SEPARATION ANXIETY. Like my colleague Sam Boyd, I was quite entertained by yesterday's Rove-a-thon on the Sunday talk shows. While brother Sam duly noted perhaps the most amusing iteration of Rovian grandiosity ("I'm Beowulf; I'm Grendel), I found myself most riveted by the former deputy chief of staff's interpretation of the U.S. Constitution. For Rove, not only does the Constitution live, so do its founders, who apparently speak to him from the beyond, granting new powers to his favorite branch of government. On Meet the Press, he explained to David Gregory just why he would not testify before Congress:
KARL ROVE: We have a constitutional separation of powers. The founders talk about this. They, they understood this issue, and they wanted to insulate the judicial, the executive and the legislative from each other in this respect.
Wait; it gets better:
KARL ROVE: It should not— -- the Constitution should not be weakened, and we should not weaken the prerogatives of the power of the presidency just because somebody wants to have kind of show hearing on the Hill.

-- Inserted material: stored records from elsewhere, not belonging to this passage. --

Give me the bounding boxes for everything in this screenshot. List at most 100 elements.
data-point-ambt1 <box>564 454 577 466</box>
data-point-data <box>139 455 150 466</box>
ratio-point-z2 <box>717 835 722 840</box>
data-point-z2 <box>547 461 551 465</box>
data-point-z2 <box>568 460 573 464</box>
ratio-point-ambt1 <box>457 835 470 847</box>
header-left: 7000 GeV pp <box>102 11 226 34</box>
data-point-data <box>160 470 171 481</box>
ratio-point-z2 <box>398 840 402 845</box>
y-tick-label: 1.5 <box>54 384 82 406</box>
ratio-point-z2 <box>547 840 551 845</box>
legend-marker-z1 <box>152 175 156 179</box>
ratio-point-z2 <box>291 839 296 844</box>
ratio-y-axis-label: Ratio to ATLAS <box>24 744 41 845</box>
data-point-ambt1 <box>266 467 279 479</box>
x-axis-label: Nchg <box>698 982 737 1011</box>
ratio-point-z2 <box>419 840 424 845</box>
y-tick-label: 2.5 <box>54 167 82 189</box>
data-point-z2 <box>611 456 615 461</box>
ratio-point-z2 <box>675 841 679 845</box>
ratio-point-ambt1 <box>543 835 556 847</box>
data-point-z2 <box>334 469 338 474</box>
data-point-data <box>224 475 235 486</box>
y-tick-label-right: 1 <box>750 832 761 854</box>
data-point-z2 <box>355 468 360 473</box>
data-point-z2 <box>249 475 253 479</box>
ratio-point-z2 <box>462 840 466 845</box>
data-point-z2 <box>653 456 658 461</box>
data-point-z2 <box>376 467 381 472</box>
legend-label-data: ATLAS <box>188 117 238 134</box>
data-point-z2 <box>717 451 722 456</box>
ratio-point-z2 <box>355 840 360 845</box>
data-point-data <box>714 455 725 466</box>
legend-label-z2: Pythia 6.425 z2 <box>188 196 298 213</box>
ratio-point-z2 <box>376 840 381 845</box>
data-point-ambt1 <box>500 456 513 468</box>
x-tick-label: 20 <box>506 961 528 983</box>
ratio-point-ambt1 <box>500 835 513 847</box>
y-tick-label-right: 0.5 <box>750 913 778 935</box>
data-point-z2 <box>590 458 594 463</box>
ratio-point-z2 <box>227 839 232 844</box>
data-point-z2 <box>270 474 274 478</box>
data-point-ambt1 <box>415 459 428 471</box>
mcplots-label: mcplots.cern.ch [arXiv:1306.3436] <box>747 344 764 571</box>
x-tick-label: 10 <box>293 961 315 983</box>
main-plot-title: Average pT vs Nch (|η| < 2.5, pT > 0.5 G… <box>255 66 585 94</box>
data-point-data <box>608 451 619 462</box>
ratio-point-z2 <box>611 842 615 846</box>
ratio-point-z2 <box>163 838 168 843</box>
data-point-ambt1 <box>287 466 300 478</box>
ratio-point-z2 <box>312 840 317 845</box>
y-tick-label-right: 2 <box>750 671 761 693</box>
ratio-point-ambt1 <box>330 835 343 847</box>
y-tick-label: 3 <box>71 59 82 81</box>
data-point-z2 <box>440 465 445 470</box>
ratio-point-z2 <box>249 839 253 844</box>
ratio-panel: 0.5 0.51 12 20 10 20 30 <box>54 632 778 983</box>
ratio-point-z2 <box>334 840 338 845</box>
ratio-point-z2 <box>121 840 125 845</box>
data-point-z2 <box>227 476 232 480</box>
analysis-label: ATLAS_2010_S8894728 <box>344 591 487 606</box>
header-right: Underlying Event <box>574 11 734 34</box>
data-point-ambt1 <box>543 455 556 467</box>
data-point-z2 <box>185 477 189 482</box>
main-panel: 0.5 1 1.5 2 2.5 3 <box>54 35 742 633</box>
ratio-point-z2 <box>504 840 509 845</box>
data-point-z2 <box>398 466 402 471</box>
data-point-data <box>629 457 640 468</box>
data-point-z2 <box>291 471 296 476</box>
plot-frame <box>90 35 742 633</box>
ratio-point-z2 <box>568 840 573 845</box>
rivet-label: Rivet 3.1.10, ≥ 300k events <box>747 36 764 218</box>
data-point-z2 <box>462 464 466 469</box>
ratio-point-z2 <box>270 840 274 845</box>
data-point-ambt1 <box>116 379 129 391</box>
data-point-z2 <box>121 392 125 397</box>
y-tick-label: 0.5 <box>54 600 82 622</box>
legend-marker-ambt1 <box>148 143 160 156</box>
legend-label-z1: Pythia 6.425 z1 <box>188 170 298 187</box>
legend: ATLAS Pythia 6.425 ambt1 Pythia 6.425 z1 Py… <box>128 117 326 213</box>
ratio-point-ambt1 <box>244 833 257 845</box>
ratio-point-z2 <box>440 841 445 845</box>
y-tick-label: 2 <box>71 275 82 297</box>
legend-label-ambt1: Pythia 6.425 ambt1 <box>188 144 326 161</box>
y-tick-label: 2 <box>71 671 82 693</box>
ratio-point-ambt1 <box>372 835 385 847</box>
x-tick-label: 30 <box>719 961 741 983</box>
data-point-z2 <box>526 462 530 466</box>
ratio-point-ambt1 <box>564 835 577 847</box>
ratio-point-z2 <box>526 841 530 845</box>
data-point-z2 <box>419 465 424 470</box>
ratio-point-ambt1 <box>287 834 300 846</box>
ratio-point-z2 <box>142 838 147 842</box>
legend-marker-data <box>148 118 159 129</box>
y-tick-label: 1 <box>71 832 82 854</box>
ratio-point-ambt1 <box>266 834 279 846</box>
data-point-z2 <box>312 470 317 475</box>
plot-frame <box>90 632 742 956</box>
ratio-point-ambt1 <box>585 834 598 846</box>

Somebody needs to let this guy in on this little secret: The phrase "executive privilege" does not exist in the U.S. Constitution. I suggest that he, and the rest of the executive branch, be make to read this fascinating disquisition on the subject by Harvey Silverglate, who defended then-Senator Mike Gravel when Richard Nixon's Justice Department went after Gravel for leaking the Pentagon Papers. Best suggestion therein: If the White House refuses to allow its Justice Department enforce congressional contempt of Congress citations, the sergeants-at-arms of the House and the Senate need to arrest the offenders themselves.